Scientists develop a ‘sieve’ of graphene that transforms sea water into drinking water
BBC News science editor
Illustration showing how the graphene oxide membrane can separate salt from sea water
A team of researchers at the University of Manchester in the UK has created a graphene “sieve” that can remove salt from seawater. The invention has the potential to help millions of people without direct access to safe drinking water.
Graphene is one of the crystalline forms of carbon, such as diamond and graphite.
The sieve created by scientists is made using a chemical derivative, graphene oxide, and can be highly efficient in salt filtration. It will now be tested in comparison to existing desalination membranes.
The results of the research were published in the scientific publication Nature Nanotechnology.
Graphene was discovered in 1962 but was little studied until it was rediscovered, isolated and characterized by researchers at the University of Manchester in 2004. It consists of a thin layer of carbon atoms arranged in a sort of hexagonal lattice.
Its unusual properties, such as its elastic force and electrical conductivity, have made it one of the most promising metals for future applications.
But so far, it has been difficult and expensive to produce graphene barriers on an industrial scale with existing methods.
Rahul Nair, who led the research, reveals, however, that graphene oxide can be made easily in the laboratory.
“In the form of solution or paint, we can apply it on a porous material and use it as a membrane. In terms of material cost and production scale, it has more potential advantages than graphene in a layer. ”
“To make the normal layer of graphene permeable, you have to make small holes in it, but if those holes are larger than one nanometer, the salts escape through them. It would be necessary to make a membrane with a very uniform hole with less than one nanometer so that it can be used in the desalination. Is very difficult.”
The membranes made of graphene oxide proved to be capable of filtering nanoparticles, organic molecules and even salts of larger crystals. But until now, they could not be used to filter common salts, which require even larger sieves.
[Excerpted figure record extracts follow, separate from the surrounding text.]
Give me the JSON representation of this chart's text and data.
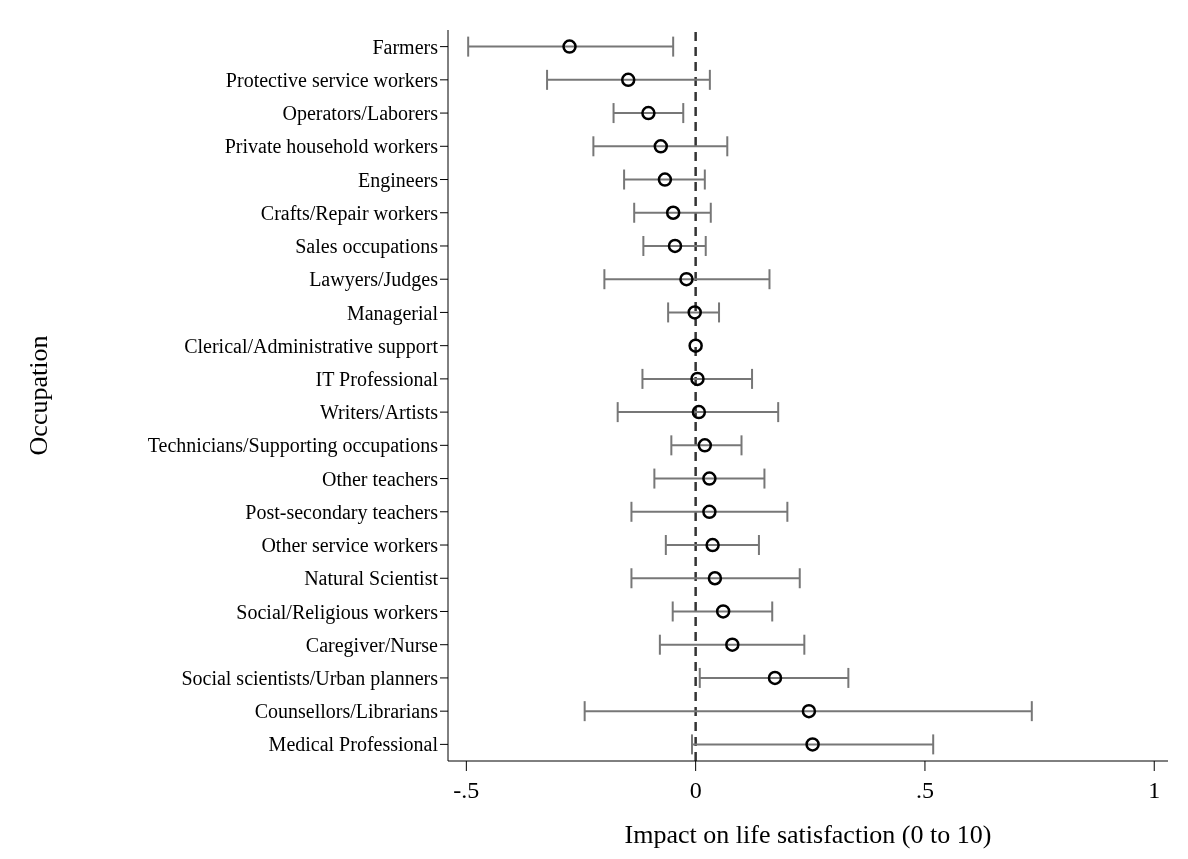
{
  "chart_data": {
    "type": "scatter",
    "orientation": "horizontal",
    "xlabel": "Impact on life satisfaction (0 to 10)",
    "ylabel": "Occupation",
    "categories": [
      "Farmers",
      "Protective service workers",
      "Operators/Laborers",
      "Private household workers",
      "Engineers",
      "Crafts/Repair workers",
      "Sales occupations",
      "Lawyers/Judges",
      "Managerial",
      "Clerical/Administrative support",
      "IT Professional",
      "Writers/Artists",
      "Technicians/Supporting occupations",
      "Other teachers",
      "Post-secondary teachers",
      "Other service workers",
      "Natural Scientist",
      "Social/Religious workers",
      "Caregiver/Nurse",
      "Social scientists/Urban planners",
      "Counsellors/Librarians",
      "Medical Professional"
    ],
    "values": [
      -0.275,
      -0.147,
      -0.103,
      -0.076,
      -0.067,
      -0.049,
      -0.045,
      -0.02,
      -0.002,
      0,
      0.004,
      0.007,
      0.02,
      0.03,
      0.03,
      0.037,
      0.042,
      0.06,
      0.08,
      0.173,
      0.247,
      0.255
    ],
    "errors": [
      [
        -0.496,
        -0.049
      ],
      [
        -0.324,
        0.031
      ],
      [
        -0.179,
        -0.027
      ],
      [
        -0.223,
        0.069
      ],
      [
        -0.156,
        0.02
      ],
      [
        -0.134,
        0.033
      ],
      [
        -0.114,
        0.022
      ],
      [
        -0.199,
        0.161
      ],
      [
        -0.06,
        0.051
      ],
      null,
      [
        -0.116,
        0.123
      ],
      [
        -0.17,
        0.18
      ],
      [
        -0.053,
        0.1
      ],
      [
        -0.09,
        0.15
      ],
      [
        -0.14,
        0.2
      ],
      [
        -0.065,
        0.138
      ],
      [
        -0.14,
        0.227
      ],
      [
        -0.05,
        0.167
      ],
      [
        -0.078,
        0.237
      ],
      [
        0.009,
        0.333
      ],
      [
        -0.242,
        0.733
      ],
      [
        -0.008,
        0.518
      ]
    ],
    "color": "#000000",
    "marker": "circle",
    "xlim": [
      -0.54,
      1.03
    ],
    "xticks": [
      {
        "value": -0.5,
        "label": "-.5"
      },
      0,
      {
        "value": 0.5,
        "label": ".5"
      },
      1
    ],
    "ref_lines": [
      {
        "axis": "x",
        "value": 0,
        "line_style": "dashed",
        "color": "#333333"
      }
    ]
  }
}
Earlier works showed that graphene oxide membranes became slightly swollen when immersed in water, which allowed smaller salts to pass through their pores along with water molecules.
Now, Nair and his colleagues have shown that placing walls made of epoxy resin on either side of the graphene membrane is enough to curb this swelling.
This also allowed scientists to adjust the properties of the membrane, allowing more or less salt, for example.
By 2025, the UN estimates that 14% of the world’s population will face water shortages.
While the effects of climate change continue to reduce the reservoirs that supply the cities, richer countries also invest in desalination technologies as an alternative.
Currently, desalination plants around the world use membranes made of polymers.
“Our next step is to compare graphene oxide membranes with the most sophisticated material available on the market,” says Rahul Nair.
But in an article accompanying the research in Nature Nanotechnology, Ram Devanathan of the Pacific Northwest National Laboratory in the US said more study would be needed to actually produce low-cost graphene oxide membranes And on an industrial scale.
The British team has yet to demonstrate the durability of the membrane during prolonged contact with sea water and ensure that it is resistant to the accumulation of salts and biological material – the phenomenon requires that today’s desalination barriers be cleaned or Replaced periodically.